On ne pensait plus Alfa Romeo capable de relever de tels défis.
La 164 Q4 offre la technologie avancée des meilleures berlines allemandes avec le charme et la personnalité incomparables des italiennes...
I suffit de pénétrer dans le formidable musée d'Arese, dans l'antre même de l'usine Alfa Romeo à quelques encablures de la capitale lombarde, pour mesurer combien le passé de la firme italienne est riche et coloré. Giulia, Giulietta, Disco Volante, Alfetta de Grand Prix, Tubolare, prototypes de Salon et bien d'autres, sommeillent dans un état impeccable. Rien que des merveilles, témoins d'un savoir-faire, d'un tempérament, d'une finesse mécanique incomparables qui ont fait toute la réputation sportive de la marque. On en frissonne de plaisir... La toute nouvelle 164 Q4, qui arrive sur notre marché, est enfin de cette trempe. On peut le crier haut et fort ! Elle a la subtilité mécanique, le caractère très affirmé, le tempérament et la personnalité d'une authentique Alfa Romeo.
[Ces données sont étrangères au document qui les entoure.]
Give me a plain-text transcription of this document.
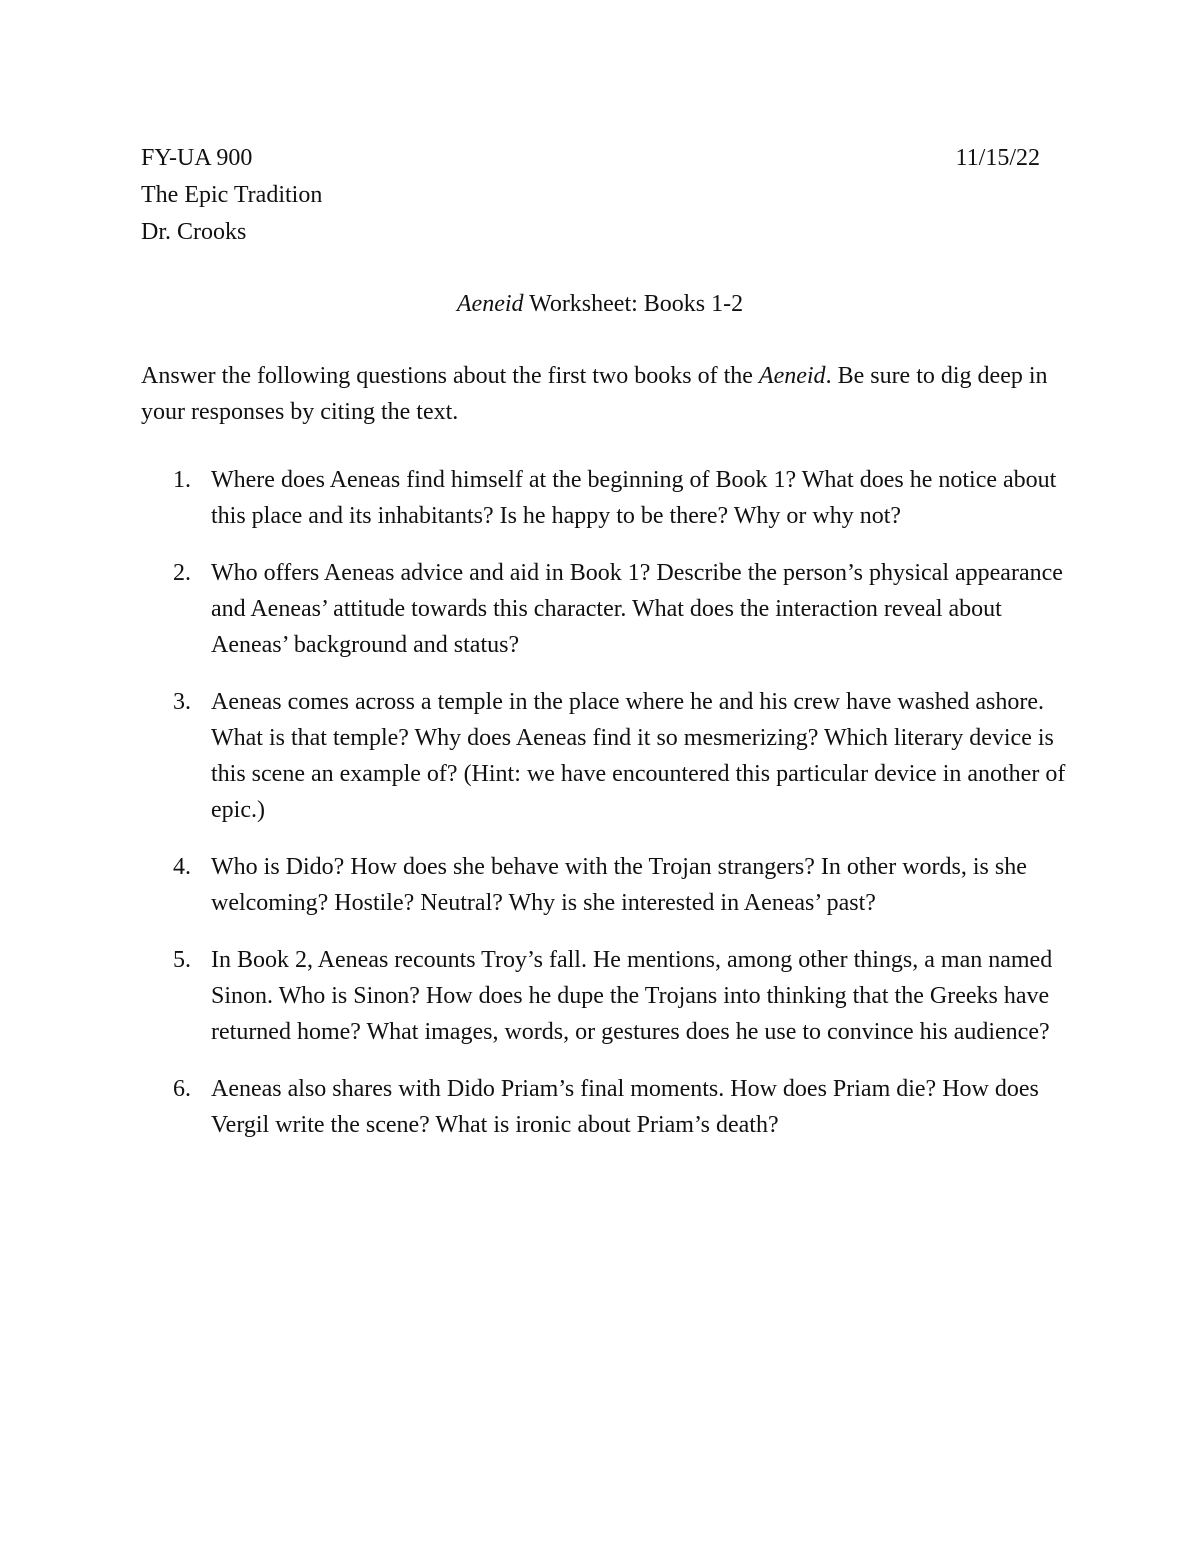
FY-UA 900
The Epic Tradition
Dr. Crooks
11/15/22
Aeneid Worksheet: Books 1-2
Answer the following questions about the first two books of the Aeneid. Be sure to dig deep in your responses by citing the text.
1. Where does Aeneas find himself at the beginning of Book 1? What does he notice about this place and its inhabitants? Is he happy to be there? Why or why not?
2. Who offers Aeneas advice and aid in Book 1? Describe the person’s physical appearance and Aeneas’ attitude towards this character. What does the interaction reveal about Aeneas’ background and status?
3. Aeneas comes across a temple in the place where he and his crew have washed ashore. What is that temple? Why does Aeneas find it so mesmerizing? Which literary device is this scene an example of? (Hint: we have encountered this particular device in another of epic.)
4. Who is Dido? How does she behave with the Trojan strangers? In other words, is she welcoming? Hostile? Neutral? Why is she interested in Aeneas’ past?
5. In Book 2, Aeneas recounts Troy’s fall. He mentions, among other things, a man named Sinon. Who is Sinon? How does he dupe the Trojans into thinking that the Greeks have returned home? What images, words, or gestures does he use to convince his audience?
6. Aeneas also shares with Dido Priam’s final moments. How does Priam die? How does Vergil write the scene? What is ironic about Priam’s death?
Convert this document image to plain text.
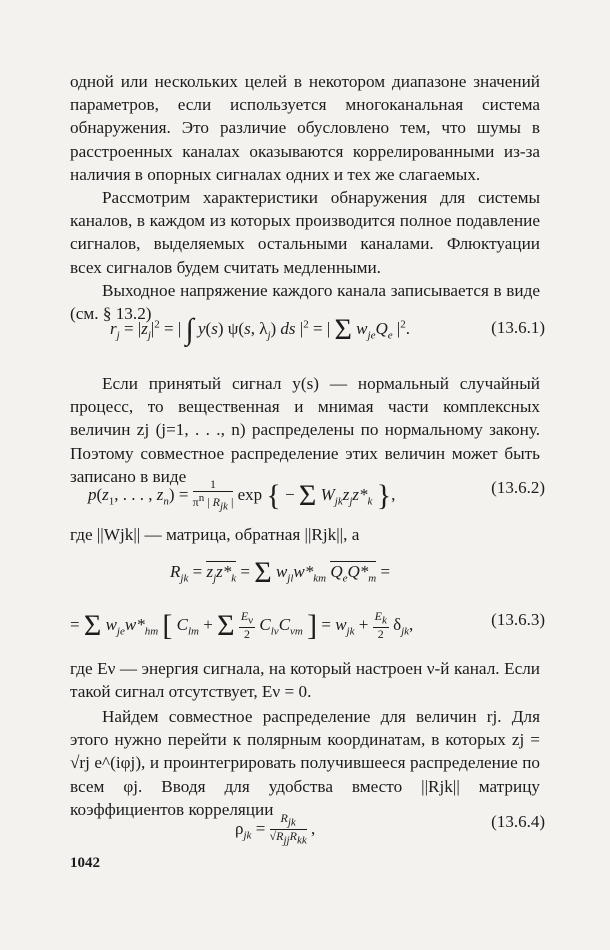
одной или нескольких целей в некотором диапазоне значений параметров, если используется многоканальная система обнаружения. Это различие обусловлено тем, что шумы в расстроенных каналах оказываются коррелированными из-за наличия в опорных сигналах одних и тех же слагаемых.

Рассмотрим характеристики обнаружения для системы каналов, в каждом из которых производится полное подавление сигналов, выделяемых остальными каналами. Флюктуации всех сигналов будем считать медленными.

Выходное напряжение каждого канала записывается в виде (см. § 13.2)

$r_j = |z_j|^2$ = | ∫ y(s) ψ(s, $\lambda_j$) ds $|^2$ = | Σ $w_{je}Q_e$ $|^2$.	(13.6.1)

Если принятый сигнал y(s) — нормальный случайный процесс, то вещественная и мнимая части комплексных величин zj (j=1, . . ., n) распределены по нормальному закону. Поэтому совместное распределение этих величин может быть записано в виде

$p(z_1$, . . . , $z_n) = \frac{1}{\text{πn | Rjk |}}$ exp { − Σ $W_{jk}z_jz*_k$ },	(13.6.2)

где ||Wjk|| — матрица, обратная ||Rjk||, а

$R_{jk} = z_jz*_k = \Sigma$ $w_{jl}w*_{km}$ $Q_eQ*_m$ =
= Σ $w_{je}w*_{hm}$ [ $C_{lm} + \Sigma \frac{E\nu}{2} C_{l\nu}C_{\nu m}$ ] = $w_{jk} + \frac{Ek}{2} \delta_{jk}$,	(13.6.3)

где Eν — энергия сигнала, на который настроен ν-й канал. Если такой сигнал отсутствует, Eν = 0.

Найдем совместное распределение для величин rj. Для этого нужно перейти к полярным координатам, в которых zj = √rj e^(iφj), и проинтегрировать получившееся распределение по всем φj. Вводя для удобства вместо ||Rjk|| матрицу коэффициентов корреляции

$\rho_{jk} = \frac{\text{Rjk}}{\text{√RjjRkk}}$ ,	(13.6.4)
1042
Quand son heure sera passée (souhaitons lui le plus tard possible...), elle pourra rejoindre ses aïeules la tête haute.
Une Alfa porteuse d'image
Qui y a-t-il donc de si miraculeux sur cette Alfa Romeo 164 Q4 ? Un superbe V6 multisoupape de 230 ch tout d'abord, mais surtout une transmission intégrale à gestion électronique qui métamorphose son comportement et son caractère. De passive traction avant dont seuls quelques irréductibles pouvaient réellement apprécier la saveur, voici que la 164 se mue en fauve racé et terriblement efficace. Or, jusqu'à présent, l'efficacité n'était pas le fort de la berline Alfa dont l'exploita-tion de la puissance se faisait plutôt dans le désordre faute d'un train avant très rigoureux. En s'attaquant à l'élite des limousines qui puisent leur force dans une redoutable transmission intégrale, la 164 Q4 demeure un exercice de style. Mais un exercice de style ô combien porteur d'image ; en espérant qu'il ne sera pas sans lendemain. Sur le marché, les rivales directes de l'Alfa 164 Q4 ont pour nom Renault Safrane Biturbo et bien évidemment Audi S4, dans sa configuration Turbo, à la puissance comparable. Rien que du beau monde, et pas particulièrement à la portée de toute les bourses : 385 000 F ou 425 000 F pour une Safrane Biturbo, plus puissante seulement sur les dépliants publicitaires, ou encore 327 000 F pour l'Audi S4 Turbo. Initialement, le prix annoncé pour la 164 Q4 était comparable à celui de l'Audi mais, en France du moins, Alfa Romeo a décidé de frapper un grand coup. La Q4 est proposée à 278 000 F tout compris ! Soit seulement 28 000 F de plus qu'une 164 Super 24V à la moindre puissance (20 ch de moins...), sans transmission intégrale bien évidemment, sans boîte de vitesses à 6 rapports mais aussi sans sellerie en cuir, sans sièges Recaro (spécifiques au marché français) aux réglages électriques et à mémorisation de la position de conduite, sans suspension à pilotage électronique, sans airbag conducteur, autoradio ou encore peinture métallisée.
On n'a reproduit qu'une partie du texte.